A quest for fresh ideas compelled Mr. Hemmerlin to pursue a Blue Cross Blue Shield of Minnesota grant that ultimately sent him to a cycling seminar in Seattle. “There were a lot of good things going on to bring back to Red Wing,” he notes. One of those good things was the trainers at the National Center for Bicycling and Walking.
NCBW staff were brought in to advise downtown boosters in Red Wing about an active transportation approach to revitalization. They attended planning commission meetings, spoke on the radio, and met with local leaders and the state DOT to promote their message. “We really used them well,” says Hemmerlin.
Following the visit, Red Wing civic leaders took it upon themselves to sponsor a two-day Complete Streets policy workshop with the assistance of Blue Cross Blue Shield and expert consultants from the National Complete Streets Coalition. The first day was scheduled to be open to the public while the second brought together professional stakeholders. “We had a very good meeting the night before and the following day we had 28 business and community leaders assembled for this policy workshop,” recalls Hemmerlin. These leaders included the mayor, port authority officials, and the schools superintendent, as well as the community’s transportation professionals. The workshop led to the creation of a steering committee with the goal of developing a Complete Streets policy for the City of Red Wing.
Key to the planning process was a series of focus group studies to determine what keeps residents away from downtown in the first place. One of the largest concerns expressed was the hostile traffic environments on Main and Plum Streets — known more commonly, and aptly perhaps, as Highways 61 and 58. Over the years these became rumbling automobile corridors, replete with speeding tractor trailers, which discouraged elderly residents and children from even crossing the street. Residents liked the idea of shopping downtown, but Red Wing was unlikely to develop a critical mass of walkers given these conditions. Even for those arriving by car, NCBW’s Bob Chauncey noted, “nobody window shops at 40 miles an hour.”

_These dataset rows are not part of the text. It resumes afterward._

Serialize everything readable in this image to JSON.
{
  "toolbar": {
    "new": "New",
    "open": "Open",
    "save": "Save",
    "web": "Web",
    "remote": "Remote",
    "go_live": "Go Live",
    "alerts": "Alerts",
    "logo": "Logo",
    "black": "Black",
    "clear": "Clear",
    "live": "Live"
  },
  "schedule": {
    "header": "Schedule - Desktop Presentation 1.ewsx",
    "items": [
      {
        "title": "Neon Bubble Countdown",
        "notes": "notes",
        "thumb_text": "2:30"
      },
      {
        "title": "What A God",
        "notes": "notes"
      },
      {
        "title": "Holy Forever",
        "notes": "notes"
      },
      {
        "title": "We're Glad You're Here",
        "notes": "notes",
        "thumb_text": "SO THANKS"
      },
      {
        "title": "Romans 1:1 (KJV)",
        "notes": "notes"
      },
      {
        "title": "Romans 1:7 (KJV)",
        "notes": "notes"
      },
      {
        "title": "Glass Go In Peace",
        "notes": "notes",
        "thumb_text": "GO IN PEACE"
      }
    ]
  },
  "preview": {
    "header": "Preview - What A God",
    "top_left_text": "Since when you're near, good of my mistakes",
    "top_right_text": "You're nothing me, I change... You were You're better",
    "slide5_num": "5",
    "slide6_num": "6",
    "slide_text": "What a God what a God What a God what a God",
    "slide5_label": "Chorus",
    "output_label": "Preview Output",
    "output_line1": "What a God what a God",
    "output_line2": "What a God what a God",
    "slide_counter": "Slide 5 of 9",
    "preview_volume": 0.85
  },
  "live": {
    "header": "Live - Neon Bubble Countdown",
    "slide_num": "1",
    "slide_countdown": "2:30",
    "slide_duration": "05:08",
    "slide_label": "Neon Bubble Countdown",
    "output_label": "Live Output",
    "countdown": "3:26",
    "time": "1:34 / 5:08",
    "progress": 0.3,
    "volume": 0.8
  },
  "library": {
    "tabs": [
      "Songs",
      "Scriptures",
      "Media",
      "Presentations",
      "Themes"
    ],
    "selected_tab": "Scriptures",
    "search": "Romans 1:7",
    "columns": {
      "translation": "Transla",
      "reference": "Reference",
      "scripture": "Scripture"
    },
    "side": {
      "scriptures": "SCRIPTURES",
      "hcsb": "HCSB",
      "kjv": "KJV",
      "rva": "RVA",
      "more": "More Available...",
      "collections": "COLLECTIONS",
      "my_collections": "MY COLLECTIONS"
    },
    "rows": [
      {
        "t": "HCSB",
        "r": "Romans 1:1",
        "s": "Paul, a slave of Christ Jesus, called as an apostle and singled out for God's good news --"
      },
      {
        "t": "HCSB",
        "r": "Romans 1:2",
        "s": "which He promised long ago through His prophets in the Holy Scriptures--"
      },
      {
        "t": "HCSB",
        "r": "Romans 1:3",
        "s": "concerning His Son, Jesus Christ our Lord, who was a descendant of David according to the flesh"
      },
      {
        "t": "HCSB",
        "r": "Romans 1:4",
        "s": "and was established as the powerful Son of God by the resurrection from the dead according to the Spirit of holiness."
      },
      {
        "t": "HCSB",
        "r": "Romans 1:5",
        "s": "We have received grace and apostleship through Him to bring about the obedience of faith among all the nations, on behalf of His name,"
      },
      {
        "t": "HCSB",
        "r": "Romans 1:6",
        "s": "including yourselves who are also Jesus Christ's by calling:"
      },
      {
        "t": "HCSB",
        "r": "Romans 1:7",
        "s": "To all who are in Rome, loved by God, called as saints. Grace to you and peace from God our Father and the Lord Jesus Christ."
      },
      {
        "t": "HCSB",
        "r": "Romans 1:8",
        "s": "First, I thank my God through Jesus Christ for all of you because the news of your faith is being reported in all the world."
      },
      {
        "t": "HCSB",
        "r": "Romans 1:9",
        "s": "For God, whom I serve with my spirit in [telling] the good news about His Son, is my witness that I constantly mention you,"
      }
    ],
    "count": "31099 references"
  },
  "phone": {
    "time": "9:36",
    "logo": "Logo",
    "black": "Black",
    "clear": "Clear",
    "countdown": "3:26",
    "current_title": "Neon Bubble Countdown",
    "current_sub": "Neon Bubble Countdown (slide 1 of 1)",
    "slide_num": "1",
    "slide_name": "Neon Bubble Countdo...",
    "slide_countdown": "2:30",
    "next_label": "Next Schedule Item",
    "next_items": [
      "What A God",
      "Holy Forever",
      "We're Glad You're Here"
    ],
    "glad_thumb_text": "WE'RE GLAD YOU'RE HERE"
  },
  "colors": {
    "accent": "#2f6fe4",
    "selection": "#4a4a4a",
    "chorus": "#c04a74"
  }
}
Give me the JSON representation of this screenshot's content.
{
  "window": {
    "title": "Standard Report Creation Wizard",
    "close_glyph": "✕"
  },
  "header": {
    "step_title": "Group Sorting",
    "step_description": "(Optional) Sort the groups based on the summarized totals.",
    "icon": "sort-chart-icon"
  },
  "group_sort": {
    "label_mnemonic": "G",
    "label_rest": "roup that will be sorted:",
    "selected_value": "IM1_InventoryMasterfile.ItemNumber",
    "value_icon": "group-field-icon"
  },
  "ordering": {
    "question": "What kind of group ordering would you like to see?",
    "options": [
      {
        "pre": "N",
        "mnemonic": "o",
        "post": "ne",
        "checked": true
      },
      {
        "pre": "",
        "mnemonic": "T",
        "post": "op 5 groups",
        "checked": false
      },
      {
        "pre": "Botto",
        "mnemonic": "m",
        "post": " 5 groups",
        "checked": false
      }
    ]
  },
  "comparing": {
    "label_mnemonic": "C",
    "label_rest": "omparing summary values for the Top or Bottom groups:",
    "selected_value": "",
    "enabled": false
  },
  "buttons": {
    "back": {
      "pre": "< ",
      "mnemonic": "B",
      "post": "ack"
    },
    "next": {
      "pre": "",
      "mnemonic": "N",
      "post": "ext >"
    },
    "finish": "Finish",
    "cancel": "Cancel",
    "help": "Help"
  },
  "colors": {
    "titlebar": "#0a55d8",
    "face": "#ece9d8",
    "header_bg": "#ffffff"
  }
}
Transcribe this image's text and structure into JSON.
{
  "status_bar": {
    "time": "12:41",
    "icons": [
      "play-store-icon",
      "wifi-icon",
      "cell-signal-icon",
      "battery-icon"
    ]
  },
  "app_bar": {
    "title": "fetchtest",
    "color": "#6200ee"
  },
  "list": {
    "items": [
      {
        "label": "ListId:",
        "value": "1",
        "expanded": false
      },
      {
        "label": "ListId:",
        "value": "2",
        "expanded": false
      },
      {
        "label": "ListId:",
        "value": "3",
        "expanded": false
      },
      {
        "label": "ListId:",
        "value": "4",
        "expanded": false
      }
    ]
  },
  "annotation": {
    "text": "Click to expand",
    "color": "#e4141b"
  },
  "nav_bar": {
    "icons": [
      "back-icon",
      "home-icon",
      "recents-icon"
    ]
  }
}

“The [city] council said we needed to get the public more aware before we go and get this policy set in place,” notes Hemmerlin. The planning department had to spend time getting word out about proposed bicycle and pedestrian improvements in the historic downtown, and their benefits. Given momentum the committees built, it was only a matter of time before Red Wing could officially begin to take on its downtown problem. The effort and preparation invested in the matter bore fruit in January 2011, when the Red Wing City Council passed a Complete Streets resolution unanimously by a vote of 7-0.
A sense of duty to Red Wing’s significant 65-and-over set underlines Hemmerlin’s work: “We know from talking to our elderly population that everything we do is good for them, they are walking to the grocery store or walking to the café and appreciate the idea that [they] can get there more easily.”
One vital aspect is increasing the availability of downtown housing to support a walkable, bikeable economy. Currently the Housing Authority is working with a developer to bring 24 units downtown. Since the resolution passed, the city was also able to win a grant bringing 25 new bike racks to several downtown locations. Tourism is getting attention too, with new signage directing visitors from downtown to the 20-mile Cannon Valley rail-trail hugging the Mississippi. In a town like Red Wing, these small improvements are major milestones.
Red Wing’s problem remains, with the “Mall Area” still dominating economic and residential life, but with a Complete Streets policy in hand, civic leaders are committed to a solution that involves reclaiming their streets as an important part of this community’s health.
Red Wing has written itself a prescription that will enhance its foot-friendliness. Isn’t that just fitting?
Red Wing, with a population of just north of 16,000, is a great example of a small town adopting a Complete Streets policy as a key part of its efforts to improve public health, economic investment, and quality of life. To date, nearly 1 in 5 communities with a Complete Streets policy is a town outside urban areas. A new supplement (.pdf) to our Rural Areas and Small Towns fact sheet shows how varied communities with Complete Streets policies are and provides several short examples of these smaller and more rural areas.